After studying the stability of large ecological networks, we wanted to try to describe the transient dynamics following a small perturbation of the equilibrium. We thus studied “reactivity”, which tells us whether perturbations of a stable equilibrium are going to be amplified before decaying.
which we published in frontiers in Ecology and Evolution, a new journal with an interesting peer-review scheme (a topic dear to my heart!). In fact, I am so happy journals are trying new ways of doing peer review I decided to join the editorial board.
I always joke in the lab that anybody who wants to propose a new measure in ecology (or index, etc.) should pay $1,000, $2,000 if the new measure has an acronym. These funds could pay for graduate students to go to some conference.
The only exception to the rule is for studies showing that two seemingly different measures are in fact the same thing. This is the case of our recent study on nestedness, published today in Nature Communications:
The ghost of nestedness in ecological networks
Phillip P. A. Staniczenko, Jason C. Kopp & Stefano Allesina Ecologists are fascinated by the prevalence of nestedness in biogeographic and community data, where it is thought to promote biodiversity in mutualistic systems. Traditionally, nestedness has been treated in a binary sense: species and their interactions are either present or absent, neglecting information on abundances and interaction frequencies. Extending nestedness to quantitative data facilitates the study of species preferences, and we propose a new detection method that follows from a basic property of bipartite networks: large dominant eigenvalues are associated with highly nested configurations. We show that complex ecological networks are binary nested, but quantitative preferences are non-nested, indicating limited consumer overlap of favoured resources. The spectral graph approach provides a formal link to local dynamical stability analysis, where we demonstrate that nested mutualistic structures are minimally stable. We conclude that, within the binary constraint of interaction plausibility, species preferences are partitioned to avoid competition, thereby benefiting system-wide resource allocation.

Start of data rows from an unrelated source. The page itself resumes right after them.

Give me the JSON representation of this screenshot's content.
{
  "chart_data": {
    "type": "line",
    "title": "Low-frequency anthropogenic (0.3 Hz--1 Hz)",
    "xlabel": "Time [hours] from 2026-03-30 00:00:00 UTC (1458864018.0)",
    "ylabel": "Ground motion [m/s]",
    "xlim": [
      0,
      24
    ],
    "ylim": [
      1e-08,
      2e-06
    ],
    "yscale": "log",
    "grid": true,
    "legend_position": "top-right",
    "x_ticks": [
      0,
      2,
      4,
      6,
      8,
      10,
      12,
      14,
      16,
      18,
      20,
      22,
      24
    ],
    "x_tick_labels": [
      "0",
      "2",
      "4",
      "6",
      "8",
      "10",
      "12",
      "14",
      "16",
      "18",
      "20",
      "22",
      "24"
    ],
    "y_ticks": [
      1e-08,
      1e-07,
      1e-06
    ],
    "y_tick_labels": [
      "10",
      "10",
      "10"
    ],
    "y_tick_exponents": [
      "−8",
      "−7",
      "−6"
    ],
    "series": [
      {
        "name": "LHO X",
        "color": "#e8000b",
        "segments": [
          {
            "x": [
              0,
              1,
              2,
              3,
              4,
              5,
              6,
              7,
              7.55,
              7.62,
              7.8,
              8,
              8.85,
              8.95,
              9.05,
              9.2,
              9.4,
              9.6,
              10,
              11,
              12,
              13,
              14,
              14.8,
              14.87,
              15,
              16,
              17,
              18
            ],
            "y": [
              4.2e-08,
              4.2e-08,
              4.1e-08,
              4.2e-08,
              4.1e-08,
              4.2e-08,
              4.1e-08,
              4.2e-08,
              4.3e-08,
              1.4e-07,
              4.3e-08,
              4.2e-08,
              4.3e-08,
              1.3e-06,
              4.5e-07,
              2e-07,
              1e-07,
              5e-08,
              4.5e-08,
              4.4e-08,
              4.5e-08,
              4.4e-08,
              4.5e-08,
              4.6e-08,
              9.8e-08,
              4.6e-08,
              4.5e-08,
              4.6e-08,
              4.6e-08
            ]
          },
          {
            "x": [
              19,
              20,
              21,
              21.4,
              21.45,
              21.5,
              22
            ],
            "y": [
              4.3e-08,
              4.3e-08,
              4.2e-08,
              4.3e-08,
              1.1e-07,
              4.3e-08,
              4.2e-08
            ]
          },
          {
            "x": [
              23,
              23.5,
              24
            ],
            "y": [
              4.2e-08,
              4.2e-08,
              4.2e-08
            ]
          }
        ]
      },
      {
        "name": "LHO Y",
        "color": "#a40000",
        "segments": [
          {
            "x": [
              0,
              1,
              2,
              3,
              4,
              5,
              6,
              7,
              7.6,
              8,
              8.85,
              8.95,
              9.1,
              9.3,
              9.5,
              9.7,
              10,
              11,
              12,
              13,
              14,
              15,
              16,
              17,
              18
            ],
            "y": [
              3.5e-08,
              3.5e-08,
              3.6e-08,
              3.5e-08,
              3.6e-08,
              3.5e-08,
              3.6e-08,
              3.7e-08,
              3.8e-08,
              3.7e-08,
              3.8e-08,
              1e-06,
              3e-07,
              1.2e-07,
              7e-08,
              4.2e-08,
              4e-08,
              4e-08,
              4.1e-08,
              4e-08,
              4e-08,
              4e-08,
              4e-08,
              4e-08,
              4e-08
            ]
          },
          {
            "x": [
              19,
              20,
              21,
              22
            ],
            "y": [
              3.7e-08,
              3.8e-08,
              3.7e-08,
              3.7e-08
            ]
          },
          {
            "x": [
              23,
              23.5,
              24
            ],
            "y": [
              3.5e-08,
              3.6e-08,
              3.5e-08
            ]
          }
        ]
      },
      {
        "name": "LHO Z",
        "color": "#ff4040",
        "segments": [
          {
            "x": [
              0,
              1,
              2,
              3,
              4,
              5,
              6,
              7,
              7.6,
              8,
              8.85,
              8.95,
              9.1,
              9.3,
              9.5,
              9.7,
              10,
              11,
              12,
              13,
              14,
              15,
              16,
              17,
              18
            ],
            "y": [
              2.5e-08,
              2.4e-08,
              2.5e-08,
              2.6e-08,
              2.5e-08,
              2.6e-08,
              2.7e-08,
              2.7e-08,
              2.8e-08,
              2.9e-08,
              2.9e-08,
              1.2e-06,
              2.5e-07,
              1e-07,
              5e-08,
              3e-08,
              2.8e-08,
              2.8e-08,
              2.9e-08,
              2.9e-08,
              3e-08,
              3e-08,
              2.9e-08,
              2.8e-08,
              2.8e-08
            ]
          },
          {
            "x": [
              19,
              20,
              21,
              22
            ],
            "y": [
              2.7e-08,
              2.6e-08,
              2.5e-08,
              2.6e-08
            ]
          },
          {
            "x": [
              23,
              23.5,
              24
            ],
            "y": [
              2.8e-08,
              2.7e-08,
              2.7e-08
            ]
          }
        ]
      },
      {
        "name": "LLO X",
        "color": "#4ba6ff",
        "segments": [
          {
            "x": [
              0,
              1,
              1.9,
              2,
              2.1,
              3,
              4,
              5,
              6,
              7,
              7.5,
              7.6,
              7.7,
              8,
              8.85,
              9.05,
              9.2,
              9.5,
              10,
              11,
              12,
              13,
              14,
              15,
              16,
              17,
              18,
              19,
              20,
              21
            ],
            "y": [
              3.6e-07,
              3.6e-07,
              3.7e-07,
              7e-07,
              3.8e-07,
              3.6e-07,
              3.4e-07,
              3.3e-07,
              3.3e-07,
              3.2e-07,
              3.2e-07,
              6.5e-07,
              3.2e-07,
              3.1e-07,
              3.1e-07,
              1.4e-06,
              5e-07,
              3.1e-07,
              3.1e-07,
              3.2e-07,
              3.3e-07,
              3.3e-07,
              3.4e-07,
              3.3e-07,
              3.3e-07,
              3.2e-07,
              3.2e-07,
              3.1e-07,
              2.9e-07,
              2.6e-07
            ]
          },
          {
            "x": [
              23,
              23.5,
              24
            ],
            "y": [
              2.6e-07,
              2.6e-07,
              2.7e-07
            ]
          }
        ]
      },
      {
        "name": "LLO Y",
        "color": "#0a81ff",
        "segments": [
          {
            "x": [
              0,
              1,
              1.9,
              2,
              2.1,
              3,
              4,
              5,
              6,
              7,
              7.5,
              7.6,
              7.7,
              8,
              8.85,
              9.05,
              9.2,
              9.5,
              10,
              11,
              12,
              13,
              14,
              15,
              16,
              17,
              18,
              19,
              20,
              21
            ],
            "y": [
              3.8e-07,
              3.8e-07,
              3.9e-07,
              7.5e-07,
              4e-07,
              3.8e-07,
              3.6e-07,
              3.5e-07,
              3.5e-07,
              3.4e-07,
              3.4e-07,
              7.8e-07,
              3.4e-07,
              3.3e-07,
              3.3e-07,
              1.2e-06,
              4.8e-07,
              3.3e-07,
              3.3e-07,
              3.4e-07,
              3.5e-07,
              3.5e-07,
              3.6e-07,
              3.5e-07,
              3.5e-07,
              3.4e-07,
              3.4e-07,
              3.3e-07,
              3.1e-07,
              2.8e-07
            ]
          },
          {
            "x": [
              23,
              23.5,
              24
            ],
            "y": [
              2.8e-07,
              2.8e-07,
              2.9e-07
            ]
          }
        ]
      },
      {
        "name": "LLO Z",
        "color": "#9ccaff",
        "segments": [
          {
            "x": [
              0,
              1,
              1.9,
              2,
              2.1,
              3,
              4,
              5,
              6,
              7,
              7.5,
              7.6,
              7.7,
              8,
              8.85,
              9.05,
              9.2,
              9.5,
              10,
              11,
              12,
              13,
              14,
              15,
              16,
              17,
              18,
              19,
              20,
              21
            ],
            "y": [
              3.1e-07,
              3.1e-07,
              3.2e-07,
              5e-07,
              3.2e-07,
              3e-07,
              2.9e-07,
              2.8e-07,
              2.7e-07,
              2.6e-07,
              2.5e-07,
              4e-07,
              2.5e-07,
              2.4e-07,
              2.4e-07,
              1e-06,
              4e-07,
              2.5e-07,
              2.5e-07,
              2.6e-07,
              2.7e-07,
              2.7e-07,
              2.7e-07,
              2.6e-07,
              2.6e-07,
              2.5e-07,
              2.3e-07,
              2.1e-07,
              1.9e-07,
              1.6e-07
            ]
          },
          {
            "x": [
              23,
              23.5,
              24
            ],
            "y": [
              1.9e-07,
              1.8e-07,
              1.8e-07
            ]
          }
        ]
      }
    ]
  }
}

We uploaded the code needed for the analysis here.
Back in 2001, when I was studying for my PhD entrance exam, I read May’s 1972 paper for the first time, and fell in love with this problem.
May’s result is very simple to explain: take S species and suppose that each species interacts with any other with probability C. Then, the expected number of connections for each species is SC. Now assume that the ecosystem is at a steady state: species do not change in density through time if not perturbed. If two species interact, the effect of species a on species b is taken from a normal distribution with mean 0 and variance σ². Finally, the effect of a species on itself is assumed to be -1 (i.e., there is some sort of self-regulation).
May showed that such networks are almost surely stable (i.e., persist in time despite small perturbations) whenever σ√SC<1, while whenever this threshold is crossed the system is almost surely unstable, and thus should not persist through time. This result sparked a fierce “complexity-stability” debated that lasts to this day. In fact, May’s results are difficult to reconcile with the staggering diversity observed in nature: many species (large S) interact in complex networks (large C) of ecological interactions, despite mathematical considerations would tell us this is not possible.
Si and I tackled this problem in a new article just published by Nature:
Stability criteria for complex ecosystems
Forty years ago, May proved that sufficiently large or complex ecological networks have a probability of persisting that is close to zero, contrary to previous expectations. May analysed large networks in which species interact at random. However, in natural systems pairs of species have well-defined interactions (for example predator–prey, mutualistic or competitive). Here we extend May’s results to these relationships and find remarkable differences between predator–prey interactions, which are stabilizing, and mutualistic and competitive interactions, which are destabilizing. We provide analytic stability criteria for all cases. We use the criteria to prove that, counterintuitively, the probability of stability for predator–prey networks decreases when a realistic food web structure is imposed or if there is a large preponderance of weak interactions. Similarly, stability is negatively affected by nestedness in bipartite mutualistic networks. These results are found by separating the contribution of network structure and interaction strengths to stability. Stable predator–prey networks can be arbitrarily large and complex, provided that predator–prey pairs are tightly coupled. The stability criteria are widely applicable, because they hold for any system of differential equations.
A new episode of WBEZ Clever Apes covers the work of the Allesina lab on rock-paper-scissor, featuring Jason and Anna playing rock-paper-scissor-bull!
“Charles Darwin ushered in modern biology with his explanation of how different species evolve. But his work leaves us with a paradox: Why should dozens or even thousands of species coexist in a single habitat? The theory suggests they ought to duke it out until just a few winners dominate. And yet we have such magnificent biodiversity all over. More than 2,000 species of trees share a single acre of rainforest in the Amazon. So what gives?”